Così nascono siti web che consentono visite digitali alle tombe dei propri cari. Alcuni lo fanno in termini algidamente burocratici e trattano le persone in lutto come utenti di un servizio come un altro. Altri lo fanno invece con poetica delicatezza. Tra questi il francese comemo.org dove è possibile piantare un albero jpeg da dedicare alla persona cara. E appendere ai rami un pensiero affettuoso, un ricordo emozionante, una foto commovente. O semplicemente un grazie che viene dal profondo del cuore. In questi giardini della memoria si coltiva insomma quella che Ugo Foscolo, nei Sepolcri, chiamava celeste corrispondenza d’amorosi sensi. Ma tradotta in connessione permanente. Al punto da poter partecipare alle esequie in streaming. E nei siti made in China si può noleggiare una barca virtuale per spargere le ceneri nell’oceano. Ma adesso vanno in rete anche i camposanti veri e propri. L’idea è di una websociety di Avellino — puntoceleste.it — che ha messo online la pianta dei cimiteri di molti comuni associati. L’iniziativa è appoggiata dai sindaci dei paesi ad alto tasso di emigrazione — Atripalda, Savignano Irpino, Castelverde e altri — per consentire a cittadini e comunità separate dall’oceano di confortare il riposo di familiari, amici, conoscenti, sepolti a migliaia di chilometri di distanza. Accendendo lumini votivi, postando frasi di compianto, mettendo fiori sulla web-tomba. Ma c’è anche la possibilità di inviare fiori autentici grazie a una convenzione con i fiorai locali. Costo per gli utenti, dai cinque ai quindici euro per accendere una lampada a Long Island e farla brillare a Savignano. E al posto del vecchio registro di condoglianze ci sono gli hashtag organizzati da parenti e amici dove è possibile caricare una biografia dello scomparso, una gallery di immagini, clip audio e video, una sezione di materiali che furono del caro estinto.
Ma la digitalizzazione ormai entra anche nelle tradizionali aree cimiteriali.
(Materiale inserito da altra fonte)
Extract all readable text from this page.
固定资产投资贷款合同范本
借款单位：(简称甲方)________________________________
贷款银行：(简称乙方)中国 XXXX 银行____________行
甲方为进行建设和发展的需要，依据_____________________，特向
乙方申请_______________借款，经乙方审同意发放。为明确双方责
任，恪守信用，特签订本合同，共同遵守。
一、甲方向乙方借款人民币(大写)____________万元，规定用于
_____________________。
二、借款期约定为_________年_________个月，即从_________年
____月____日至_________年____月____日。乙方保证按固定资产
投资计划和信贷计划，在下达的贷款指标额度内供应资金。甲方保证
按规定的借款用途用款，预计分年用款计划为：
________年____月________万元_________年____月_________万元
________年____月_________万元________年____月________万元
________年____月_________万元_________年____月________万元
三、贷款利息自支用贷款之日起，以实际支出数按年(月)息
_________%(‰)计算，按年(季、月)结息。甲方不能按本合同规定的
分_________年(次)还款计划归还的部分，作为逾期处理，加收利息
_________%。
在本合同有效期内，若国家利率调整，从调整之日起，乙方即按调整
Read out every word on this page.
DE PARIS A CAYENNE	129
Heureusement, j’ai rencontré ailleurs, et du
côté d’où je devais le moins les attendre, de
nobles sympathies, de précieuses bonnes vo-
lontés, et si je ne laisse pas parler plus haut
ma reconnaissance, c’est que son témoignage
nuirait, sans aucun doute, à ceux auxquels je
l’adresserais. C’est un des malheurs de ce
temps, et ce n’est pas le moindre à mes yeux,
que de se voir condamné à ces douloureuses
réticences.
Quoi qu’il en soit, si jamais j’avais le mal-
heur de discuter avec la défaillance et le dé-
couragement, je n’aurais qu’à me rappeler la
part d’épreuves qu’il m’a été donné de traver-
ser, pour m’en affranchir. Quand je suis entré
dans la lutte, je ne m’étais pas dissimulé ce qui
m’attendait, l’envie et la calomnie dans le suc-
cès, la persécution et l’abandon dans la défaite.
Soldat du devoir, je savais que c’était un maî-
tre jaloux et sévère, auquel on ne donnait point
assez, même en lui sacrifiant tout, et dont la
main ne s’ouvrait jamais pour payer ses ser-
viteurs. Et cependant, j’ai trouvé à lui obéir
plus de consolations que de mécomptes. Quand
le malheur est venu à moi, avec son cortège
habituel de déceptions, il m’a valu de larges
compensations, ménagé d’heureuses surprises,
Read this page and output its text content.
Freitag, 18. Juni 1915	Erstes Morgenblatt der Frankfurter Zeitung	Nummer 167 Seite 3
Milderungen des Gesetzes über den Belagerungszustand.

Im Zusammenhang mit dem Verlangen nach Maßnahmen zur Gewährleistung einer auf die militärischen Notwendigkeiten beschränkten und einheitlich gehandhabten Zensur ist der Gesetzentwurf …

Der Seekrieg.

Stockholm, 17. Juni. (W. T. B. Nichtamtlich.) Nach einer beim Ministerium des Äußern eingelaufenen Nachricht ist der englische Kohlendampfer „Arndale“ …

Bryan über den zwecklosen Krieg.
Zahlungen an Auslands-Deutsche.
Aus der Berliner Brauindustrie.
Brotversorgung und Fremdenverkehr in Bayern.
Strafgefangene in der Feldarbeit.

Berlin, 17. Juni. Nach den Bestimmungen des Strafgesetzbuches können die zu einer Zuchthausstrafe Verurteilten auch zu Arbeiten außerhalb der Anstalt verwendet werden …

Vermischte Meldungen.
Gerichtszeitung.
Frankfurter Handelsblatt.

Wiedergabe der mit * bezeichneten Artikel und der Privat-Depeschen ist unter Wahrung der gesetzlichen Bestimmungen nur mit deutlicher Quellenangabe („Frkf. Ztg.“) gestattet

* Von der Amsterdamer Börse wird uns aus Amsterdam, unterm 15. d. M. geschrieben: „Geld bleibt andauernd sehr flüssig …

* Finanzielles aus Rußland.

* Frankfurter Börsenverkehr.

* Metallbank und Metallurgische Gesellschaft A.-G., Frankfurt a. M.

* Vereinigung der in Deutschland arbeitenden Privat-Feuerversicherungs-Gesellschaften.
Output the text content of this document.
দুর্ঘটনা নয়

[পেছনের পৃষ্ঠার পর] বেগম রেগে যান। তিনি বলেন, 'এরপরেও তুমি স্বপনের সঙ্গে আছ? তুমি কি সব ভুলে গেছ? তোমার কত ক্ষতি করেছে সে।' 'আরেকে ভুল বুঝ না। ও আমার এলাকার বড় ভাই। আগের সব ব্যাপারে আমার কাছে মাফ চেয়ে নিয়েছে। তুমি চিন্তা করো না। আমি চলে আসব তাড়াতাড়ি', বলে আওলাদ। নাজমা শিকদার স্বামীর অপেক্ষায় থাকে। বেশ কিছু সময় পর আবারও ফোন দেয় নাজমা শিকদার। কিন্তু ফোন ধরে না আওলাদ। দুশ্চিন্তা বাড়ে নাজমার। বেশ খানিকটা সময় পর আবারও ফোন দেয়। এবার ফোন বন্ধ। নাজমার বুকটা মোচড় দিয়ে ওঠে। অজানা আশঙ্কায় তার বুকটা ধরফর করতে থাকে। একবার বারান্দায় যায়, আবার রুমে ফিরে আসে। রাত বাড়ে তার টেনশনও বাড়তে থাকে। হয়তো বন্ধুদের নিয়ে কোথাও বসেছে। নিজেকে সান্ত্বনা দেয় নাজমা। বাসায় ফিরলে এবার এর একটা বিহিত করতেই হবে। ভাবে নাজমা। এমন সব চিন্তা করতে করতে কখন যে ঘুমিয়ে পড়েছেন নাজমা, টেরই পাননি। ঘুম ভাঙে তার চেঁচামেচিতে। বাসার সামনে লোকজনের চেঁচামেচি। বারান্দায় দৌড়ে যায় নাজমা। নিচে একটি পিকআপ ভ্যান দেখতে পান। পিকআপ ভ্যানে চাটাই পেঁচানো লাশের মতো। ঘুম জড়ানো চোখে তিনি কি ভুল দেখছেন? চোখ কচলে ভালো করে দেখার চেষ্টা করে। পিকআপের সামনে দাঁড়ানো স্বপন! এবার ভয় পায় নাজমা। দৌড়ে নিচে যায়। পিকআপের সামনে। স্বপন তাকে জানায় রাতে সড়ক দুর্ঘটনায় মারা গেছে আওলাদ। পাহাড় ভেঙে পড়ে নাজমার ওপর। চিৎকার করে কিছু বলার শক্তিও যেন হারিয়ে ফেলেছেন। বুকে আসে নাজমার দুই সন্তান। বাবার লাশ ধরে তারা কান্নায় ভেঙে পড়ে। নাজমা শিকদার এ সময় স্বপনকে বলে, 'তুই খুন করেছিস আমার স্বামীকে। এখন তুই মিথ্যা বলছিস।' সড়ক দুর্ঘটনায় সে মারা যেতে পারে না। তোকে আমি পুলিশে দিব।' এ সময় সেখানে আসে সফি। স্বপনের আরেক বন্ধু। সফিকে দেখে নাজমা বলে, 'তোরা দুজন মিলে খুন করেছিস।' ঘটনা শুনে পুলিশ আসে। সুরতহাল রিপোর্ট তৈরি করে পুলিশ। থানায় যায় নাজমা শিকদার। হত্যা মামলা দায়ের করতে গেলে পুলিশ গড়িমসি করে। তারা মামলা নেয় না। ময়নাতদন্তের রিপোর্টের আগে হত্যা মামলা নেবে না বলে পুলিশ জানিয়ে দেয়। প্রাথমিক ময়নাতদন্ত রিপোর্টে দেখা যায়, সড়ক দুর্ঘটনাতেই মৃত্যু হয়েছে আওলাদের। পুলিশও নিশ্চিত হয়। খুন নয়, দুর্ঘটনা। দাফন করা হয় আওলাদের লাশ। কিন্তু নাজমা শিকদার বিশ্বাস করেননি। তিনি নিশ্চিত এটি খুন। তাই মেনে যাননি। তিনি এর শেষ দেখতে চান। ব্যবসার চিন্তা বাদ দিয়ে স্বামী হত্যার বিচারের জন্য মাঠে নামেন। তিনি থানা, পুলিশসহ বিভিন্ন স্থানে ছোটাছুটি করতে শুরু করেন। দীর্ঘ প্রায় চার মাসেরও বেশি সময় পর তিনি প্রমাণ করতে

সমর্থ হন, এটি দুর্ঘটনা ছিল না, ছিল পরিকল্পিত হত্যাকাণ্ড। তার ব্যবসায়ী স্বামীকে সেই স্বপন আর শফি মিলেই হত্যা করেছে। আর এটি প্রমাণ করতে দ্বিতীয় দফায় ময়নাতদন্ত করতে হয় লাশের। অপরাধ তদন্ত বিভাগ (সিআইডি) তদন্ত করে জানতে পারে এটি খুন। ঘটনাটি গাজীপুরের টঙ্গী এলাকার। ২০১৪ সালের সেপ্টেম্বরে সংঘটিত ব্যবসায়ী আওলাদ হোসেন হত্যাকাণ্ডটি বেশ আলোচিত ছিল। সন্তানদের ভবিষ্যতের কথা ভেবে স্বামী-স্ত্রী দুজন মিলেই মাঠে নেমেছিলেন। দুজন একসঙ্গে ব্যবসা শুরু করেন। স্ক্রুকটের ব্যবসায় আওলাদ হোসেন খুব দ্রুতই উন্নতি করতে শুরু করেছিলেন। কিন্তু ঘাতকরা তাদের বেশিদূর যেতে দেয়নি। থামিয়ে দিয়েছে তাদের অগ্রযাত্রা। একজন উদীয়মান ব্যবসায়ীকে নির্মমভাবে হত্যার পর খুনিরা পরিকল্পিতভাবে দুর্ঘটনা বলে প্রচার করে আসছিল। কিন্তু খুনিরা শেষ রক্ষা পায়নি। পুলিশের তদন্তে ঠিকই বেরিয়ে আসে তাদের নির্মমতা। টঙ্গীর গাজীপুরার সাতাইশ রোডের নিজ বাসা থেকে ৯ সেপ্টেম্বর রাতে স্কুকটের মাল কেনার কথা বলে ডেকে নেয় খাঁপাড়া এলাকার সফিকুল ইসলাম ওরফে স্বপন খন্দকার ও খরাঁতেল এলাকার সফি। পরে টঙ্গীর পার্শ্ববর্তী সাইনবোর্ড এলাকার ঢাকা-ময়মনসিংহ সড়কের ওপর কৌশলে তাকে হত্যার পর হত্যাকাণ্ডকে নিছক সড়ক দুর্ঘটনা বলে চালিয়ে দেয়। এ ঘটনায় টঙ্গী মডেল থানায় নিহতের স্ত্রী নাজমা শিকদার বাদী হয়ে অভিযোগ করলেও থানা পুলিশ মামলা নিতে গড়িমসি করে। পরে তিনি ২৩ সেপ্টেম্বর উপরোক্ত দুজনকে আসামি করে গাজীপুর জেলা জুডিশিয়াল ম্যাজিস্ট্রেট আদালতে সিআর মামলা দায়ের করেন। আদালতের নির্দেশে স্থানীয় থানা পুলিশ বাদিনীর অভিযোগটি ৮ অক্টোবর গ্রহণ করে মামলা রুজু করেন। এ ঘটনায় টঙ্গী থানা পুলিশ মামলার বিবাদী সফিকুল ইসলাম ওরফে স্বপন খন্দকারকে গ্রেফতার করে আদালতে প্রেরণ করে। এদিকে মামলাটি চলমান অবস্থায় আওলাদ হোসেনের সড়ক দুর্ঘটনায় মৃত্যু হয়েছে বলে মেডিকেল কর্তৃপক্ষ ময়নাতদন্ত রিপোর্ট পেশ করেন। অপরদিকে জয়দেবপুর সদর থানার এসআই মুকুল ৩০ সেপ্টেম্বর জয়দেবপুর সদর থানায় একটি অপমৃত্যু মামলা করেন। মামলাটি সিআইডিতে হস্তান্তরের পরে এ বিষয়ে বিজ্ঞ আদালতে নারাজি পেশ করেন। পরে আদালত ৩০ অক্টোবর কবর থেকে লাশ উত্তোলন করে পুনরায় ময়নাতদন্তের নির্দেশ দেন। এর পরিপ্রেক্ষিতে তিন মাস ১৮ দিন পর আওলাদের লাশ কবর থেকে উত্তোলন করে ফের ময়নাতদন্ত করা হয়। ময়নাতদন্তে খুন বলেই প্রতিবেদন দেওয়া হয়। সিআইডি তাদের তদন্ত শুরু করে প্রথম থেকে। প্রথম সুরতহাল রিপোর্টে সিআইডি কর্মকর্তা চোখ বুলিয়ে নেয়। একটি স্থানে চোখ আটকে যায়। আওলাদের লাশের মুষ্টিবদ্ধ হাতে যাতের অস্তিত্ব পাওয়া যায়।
E inaugura l’era della lapide interattiva. Nel cimitero danese di Roskilde e in quello americano di Seattle le tombe hanno il QR code. Basta inquadrare il codice con lo smartphone per linkare la memoria dello scomparso e accedere alla sintesi Web della sua vita. Le chiamano anche living headstone, lapidi parlanti. Perché raccontano aneddoti bizzarri, episodi tristi, particolari teneri che formano il tessuto vivente del ricordo. Quello che ci lega a chi non è più con noi. E adesso quel legame diventa letteralmente link. E ci apre il cuore come un pop up. Ma qualche volta lo spezza. Quando Facebook ci ricorda il compleanno di una persona cara che non c’è più. E in molti rispondono “buon compleanno in paradiso”. Un’esperienza sempre più comune, visto che nel social network riposano ormai venti milioni di anime. Una community che dialoga coi vivi come in una toccante Spoon River digitale.